Stéphane Lévy : […] Si vous écoutez le tag sonore de l’époque c’était, vous le connaissez forcément, c’était très bruitiste, très claquement de porte stylisé, une portière métallique.

Grégoire Bonnin : […] Moi j’entends quelque chose en bois comme un xylophone ou un marimba […]

Ce qui transparait de ces retours sur le cas du tag sonore de Peugeot, est que tout est une question d’interprétation en fonction de ses propres références. Si l’on demande à un expert de l’automobile et de la marque Peugeot comme Stéphane Lévy, il entendra un bruit de portière, quelque chose de très figuratif. Si l’on demande à un expert du design sonore de marque, Julien Goris, on note quelque chose de beaucoup plus abstrait et conceptuel, comme un bloc d’acier, un monolithe très lourd et imposant. Enfin, si l’on demande à une personne centrée davantage sur la musique et sur la manière de produire des sons, Grégoire Bonnin, nous constatons que l’approche est encore différente sur la manière de percevoir ce son-là et de l’interpréter. L’approche de ce dernier acteur sera une approche plus pragmatique sur le comment techniquement on a créé le son.

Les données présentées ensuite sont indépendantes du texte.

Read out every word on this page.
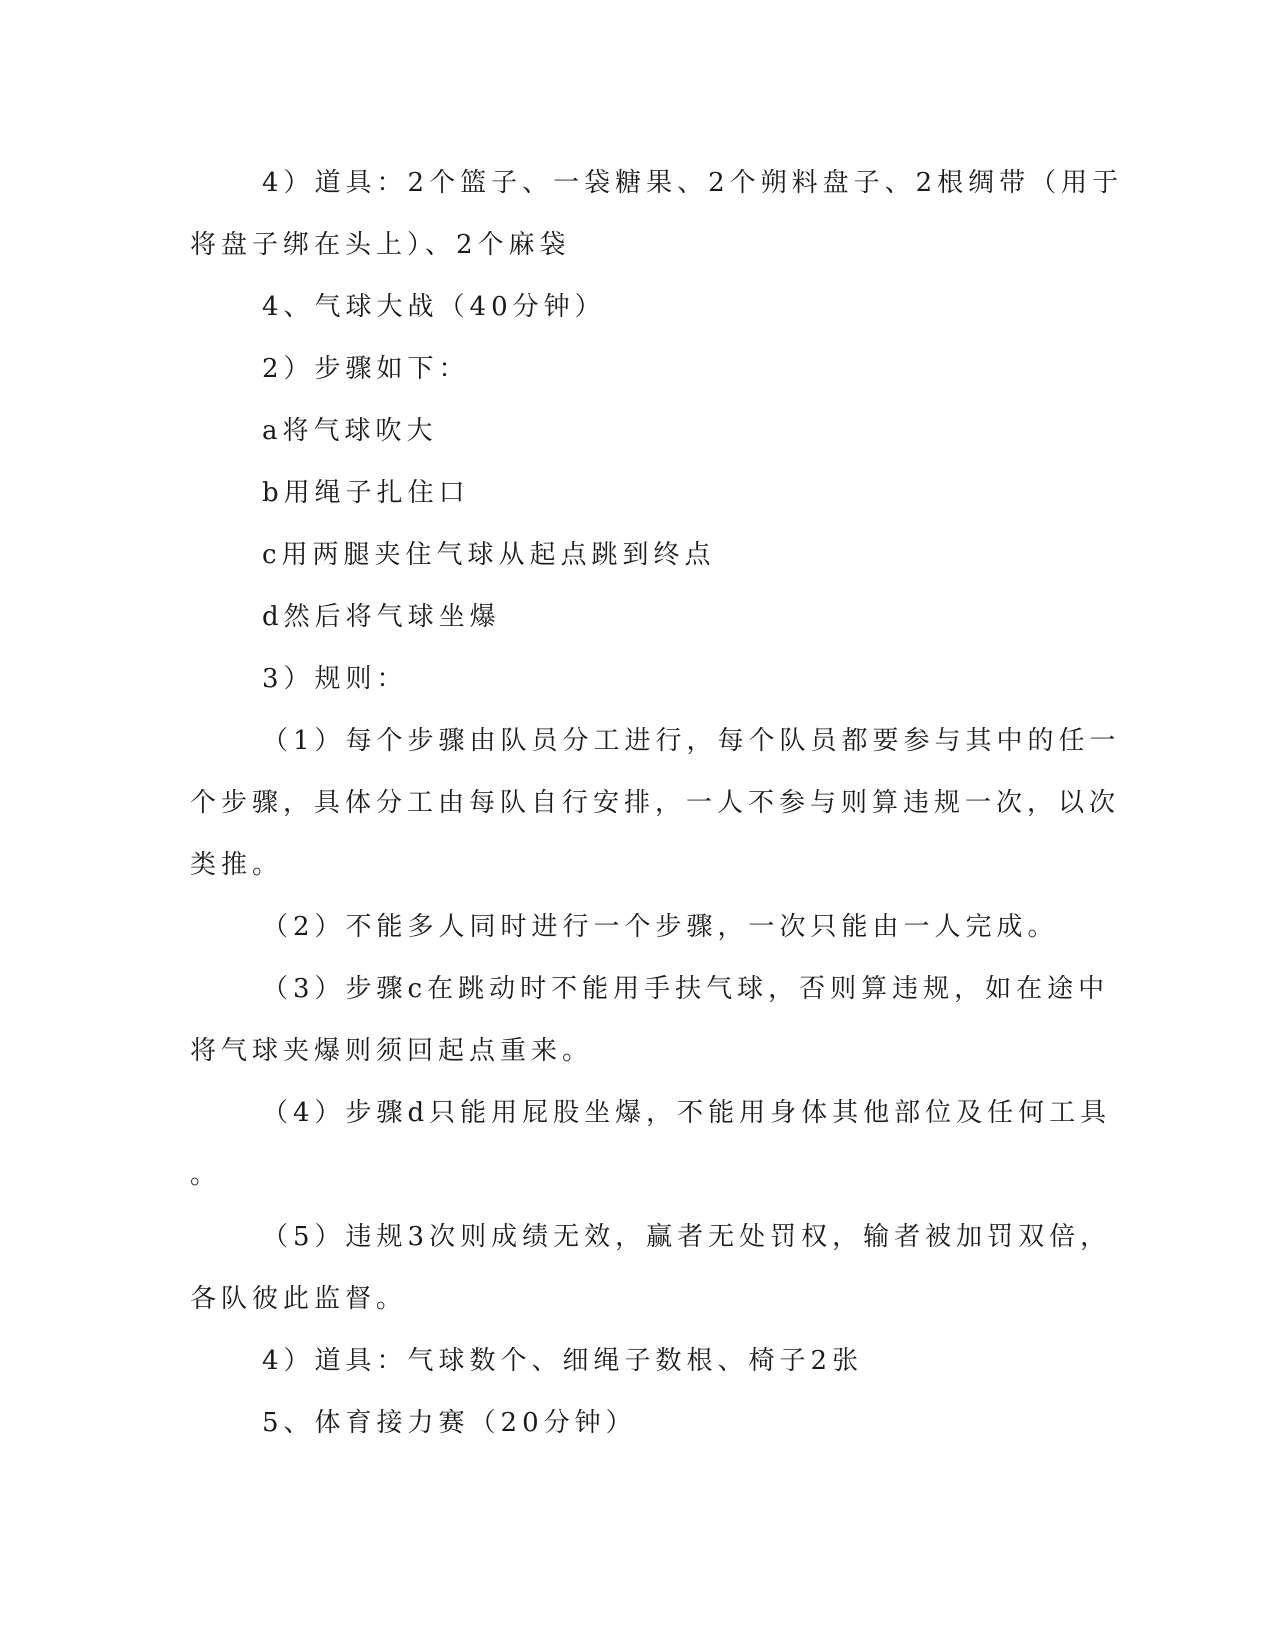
4）道具：2个篮子、一袋糖果、2个朔料盘子、2根绸带（用于
将盘子绑在头上）、2个麻袋
4、气球大战（40分钟）
2）步骤如下：
a将气球吹大
b用绳子扎住口
c用两腿夹住气球从起点跳到终点
d然后将气球坐爆
3）规则：
（1）每个步骤由队员分工进行，每个队员都要参与其中的任一
个步骤，具体分工由每队自行安排，一人不参与则算违规一次，以次
类推。
（2）不能多人同时进行一个步骤，一次只能由一人完成。
（3）步骤c在跳动时不能用手扶气球，否则算违规，如在途中
将气球夹爆则须回起点重来。
（4）步骤d只能用屁股坐爆，不能用身体其他部位及任何工具
。
（5）违规3次则成绩无效，赢者无处罚权，输者被加罚双倍，
各队彼此监督。
4）道具：气球数个、细绳子数根、椅子2张
5、体育接力赛（20分钟）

Cette analyse nous amène donc à interpréter le design sonore et les valeurs de marque de façon subjective selon nos propres convictions, nos propres référents et notre réflexion personnelle quant à ce que la marque veut signifier. Ainsi, le terme de valeur est considéré comme des messages et la marque transmet des valeurs qui sont

fortement liées à son histoire, à son contexte et au rapport personnel qu’entretiennent les gens à la marque.